Here are further guides to legal, regulatory and tax developments across Asia as they affect wealth managers, private client lawyers and their clients. The overviews come from Baker McKenzie.

The authors of this item are Edwin Whatley, partner, and Akihiro Kawasaki, senior associate. The editors are pleased to share these views and invite responses. The usual editorial disclaimers apply. Email tom.burroughes@wealthbriefing.com

See the previous overviews on Singapore and Malaysia and Hong Kong here. 

Reform of Inheritance Law
To solve issues related to inheritance, the Civil Code stipulates basic rules, including on who will be the heir, what will be the legacy, and how the rights and obligations of the decedent will be succeeded. The part in the Civil Code that contains these provisions is referred to as the "Inheritance Law (or Sozoku Ho)."

There has been no major reform to the Inheritance Law since 1980. Recently, the law was amended for the first time in order to address issues related to the ageing population in Japan and other changes in social circumstances.

The main elements of this amendment to the Inheritance Law are as follows:
--  the new spousal residence right;
--  relaxation of the requirement to write by hand the assets lists attached to a holographic will; 
--  retention of holographic wills by the Legal Affairs Bureau; and
--  compensation for family members who contributed to the care or nursing of the decedent.

Spousal residence right (effective from 1 April 2020)
The spousal residence right allows the spouse of the deceased to use a house owned by the deceased free of charge for the spouse's entire life or for a certain period of time, if the spouse was living in the house at the time of the death of the deceased.

Where there is more than one heir with regard to a house, the regime enables a spouse to acquire the spousal residence right and an heir other than the spouse to acquire onerous ownership rights at the time of division of the estate. The spousal residence right does not give rise to full ownership rights; the spouse will not have a right to dispose the house or lend the house to others at the spouse's discretion.
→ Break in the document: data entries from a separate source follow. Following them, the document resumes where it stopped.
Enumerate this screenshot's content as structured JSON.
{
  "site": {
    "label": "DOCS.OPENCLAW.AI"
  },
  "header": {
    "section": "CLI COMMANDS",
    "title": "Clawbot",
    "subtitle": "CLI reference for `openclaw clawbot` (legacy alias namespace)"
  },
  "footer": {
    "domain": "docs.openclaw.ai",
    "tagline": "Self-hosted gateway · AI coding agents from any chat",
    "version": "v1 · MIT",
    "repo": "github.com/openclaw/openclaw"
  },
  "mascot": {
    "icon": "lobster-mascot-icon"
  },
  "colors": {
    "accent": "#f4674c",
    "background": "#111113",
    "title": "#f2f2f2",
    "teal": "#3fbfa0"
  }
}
As the value of a spousal residence right is lower than that of a full ownership right, the spouse may be entitled to more assets at the time of division of the estate, ensuring the spouse's subsequent financial stability.
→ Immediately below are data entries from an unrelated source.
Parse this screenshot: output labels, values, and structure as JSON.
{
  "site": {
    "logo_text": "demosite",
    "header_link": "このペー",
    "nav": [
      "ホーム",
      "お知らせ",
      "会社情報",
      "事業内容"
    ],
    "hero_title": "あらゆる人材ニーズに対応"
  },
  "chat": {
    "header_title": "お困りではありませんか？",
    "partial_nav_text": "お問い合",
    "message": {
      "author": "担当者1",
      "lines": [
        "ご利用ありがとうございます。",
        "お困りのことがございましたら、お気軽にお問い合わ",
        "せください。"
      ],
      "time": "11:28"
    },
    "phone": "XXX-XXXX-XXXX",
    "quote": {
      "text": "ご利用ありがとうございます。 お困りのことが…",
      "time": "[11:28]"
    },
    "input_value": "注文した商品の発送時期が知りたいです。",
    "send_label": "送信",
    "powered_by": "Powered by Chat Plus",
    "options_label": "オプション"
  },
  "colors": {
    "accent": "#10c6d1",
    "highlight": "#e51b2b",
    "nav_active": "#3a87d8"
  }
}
Relaxation of the requirement to write by hand the assets lists for holographic wills (effective from 13 January 2019)
Previously, for a holographic will, it was necessary for the testator to prepare the assets list in handwriting. The assets list may now be prepared in other ways (e.g., using a personal computer or attaching a copy of a bankbook).
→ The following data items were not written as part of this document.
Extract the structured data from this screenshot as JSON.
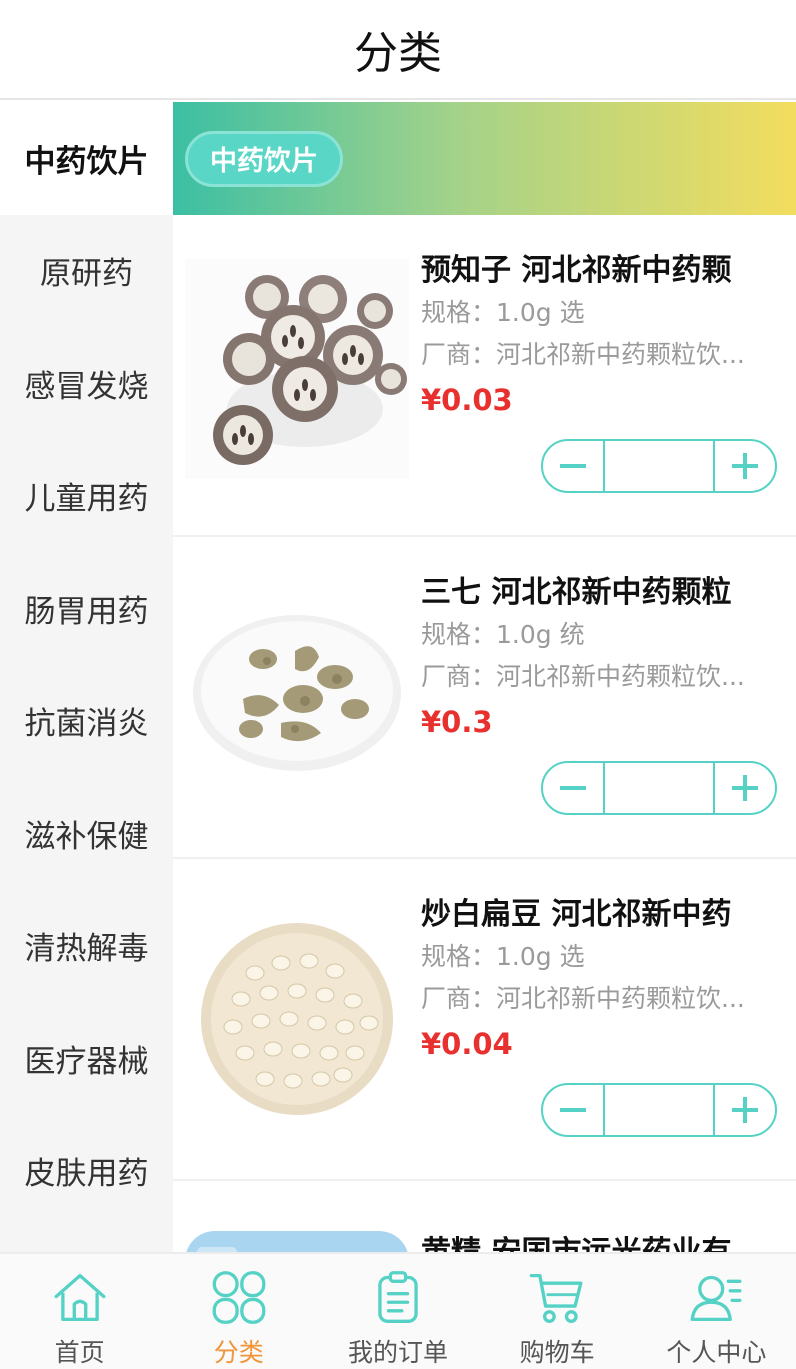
{
  "header": {
    "title": "分类"
  },
  "sidebar": {
    "items": [
      {
        "label": "中药饮片",
        "active": true
      },
      {
        "label": "原研药"
      },
      {
        "label": "感冒发烧"
      },
      {
        "label": "儿童用药"
      },
      {
        "label": "肠胃用药"
      },
      {
        "label": "抗菌消炎"
      },
      {
        "label": "滋补保健"
      },
      {
        "label": "清热解毒"
      },
      {
        "label": "医疗器械"
      },
      {
        "label": "皮肤用药"
      }
    ]
  },
  "banner": {
    "chip_label": "中药饮片"
  },
  "products": [
    {
      "name": "预知子  河北祁新中药颗",
      "spec": "规格：1.0g  选",
      "maker": "厂商：河北祁新中药颗粒饮...",
      "price": "¥0.03",
      "image_icon": "yuzhizi-slices-image"
    },
    {
      "name": "三七  河北祁新中药颗粒",
      "spec": "规格：1.0g  统",
      "maker": "厂商：河北祁新中药颗粒饮...",
      "price": "¥0.3",
      "image_icon": "sanqi-root-image"
    },
    {
      "name": "炒白扁豆  河北祁新中药",
      "spec": "规格：1.0g  选",
      "maker": "厂商：河北祁新中药颗粒饮...",
      "price": "¥0.04",
      "image_icon": "white-beans-image"
    },
    {
      "name": "黄精  安国市远光药业有",
      "image_icon": "huangjing-image"
    }
  ],
  "tabbar": {
    "items": [
      {
        "label": "首页",
        "icon": "home-icon"
      },
      {
        "label": "分类",
        "icon": "category-icon",
        "active": true
      },
      {
        "label": "我的订单",
        "icon": "order-icon"
      },
      {
        "label": "购物车",
        "icon": "cart-icon"
      },
      {
        "label": "个人中心",
        "icon": "profile-icon"
      }
    ]
  },
  "colors": {
    "accent": "#55d2c5",
    "price": "#e8302f",
    "active_tab": "#f0953a"
  }
}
Retention of holographic wills at the Legal Affairs Bureau (effective from 10 July 2020)
Holographic wills are often kept at home, where they may be lost, abandoned, or rewritten. In order to prevent inheritance disputes arising from these problems and make it easier to use holographic wills, the Legal Affairs Bureau will be retaining holographic wills.

Compensation for family members who contributed to the care or nursing of the decedent (effective from 1 July 2019)
In some cases, non-heir relatives (e.g., a spouse of a child) may have been involved in taking care of or nursing the decedent. Before the reform of the Inheritance Law, it was not possible to distribute inherited property to such non-heir relatives.

In order to eliminate such inequities, non-heir relatives can now claim compensation from the heirs if the non-heir relatives contributed to the care and nursing of the decedent free of charge or made a special contribution to the maintenance or increase in value of the decedent's property.

Implementation of CRS and information exchange in Japan
Japan passed legislation giving effect to the Common Reporting Standard (CRS) in 2015, under which certain financial institutions operating in Japan are obliged to report certain financial account information regarding account holders to the Japanese tax authorities. (1) The CRS system came into effect in Japan on 1 January 2017, and the first reports were submitted by financial institutions by 20 April 2018.

According to an announcement from Japan's National Tax Agency (NTA), the NTA had gathered information on 2,058,777 foreign accounts held by Japanese residents, from 86 countries, primarily in Asia and Europe, by the end of June 2020. The NTA had provided information on about 473,699 accounts held in Japan to 65 countries and regions by the end of June 2020.

This compares with a paltry 10,652 filings made in 2019 in compliance with Japan's overseas asset requirement, under which individuals holding assets with a value of JPY 50 million or more ($462,000), including assets held in trusts, are required to report information regarding such assets in their tax returns. This data may be a sign that there were many assets that Japanese residents have failed to properly declare.

It still remains to be seen precisely how the Japanese tax authorities will use the data collected from information exchange under the CRS during audits. The first case of criminal accusation occurred in May 2019. In this case, the taxpayer did not declare income tax on sales proceeds that were remitted to the taxpayer's overseas bank accounts (as well as bank accounts where the nominees were not the taxpayer). Although there was a considerable amount of cash in the overseas bank accounts, exceeding the reporting threshold of $462,000, the taxpayer failed to submit the overseas assets report (or Kokugai Zaisan Chosho) by the due date, without a justifiable reason. The tax authority imposed penalties on the taxpayer for non-compliance with the overseas assets report requirement.

Additionally, the NTA has publicly announced through its website that it is focusing on undertaking audits of high net worth individuals and their international transactions. Given the consequences of non-compliance, there is clearly an incentive now for Japanese resident persons to comply with the Japanese overseas asset reporting requirements (and for non-residents holding assets in Japan to comply with their local country's asset reporting requirements). 

Japanese gift and inheritance tax rules
In 2017, the Japanese inheritance tax rules were amended such that, where a foreign national who had lived in Japan for 10 years (in the aggregate) out of the last 15 years died outside Japan, the foreigner national's heirs would be subject to Japanese inheritance tax on the foreign national's assets located both in Japan and elsewhere (a similar rule also applies for gift tax purposes).

This rule resulted in a situation where Japanese inheritance tax may still apply to a foreign national's worldwide assets even if the foreign national had left Japan, for up to five years after the expatriation. The fact that Japanese inheritance tax could "follow" a foreign national for up to five years after they left Japan caused great concern among Japan's expatriate community and threatened to derail the Japanese Government's efforts to attract successful foreign talent to live and work in Japan.

In Japan's 2018 Tax Reform, the Japanese Government abolished the above rule applying to foreign nationals (2), subject to certain anti-avoidance measures in the context of gift tax. This change applies to inheritance taxable events that occur on or after 1 April 2018.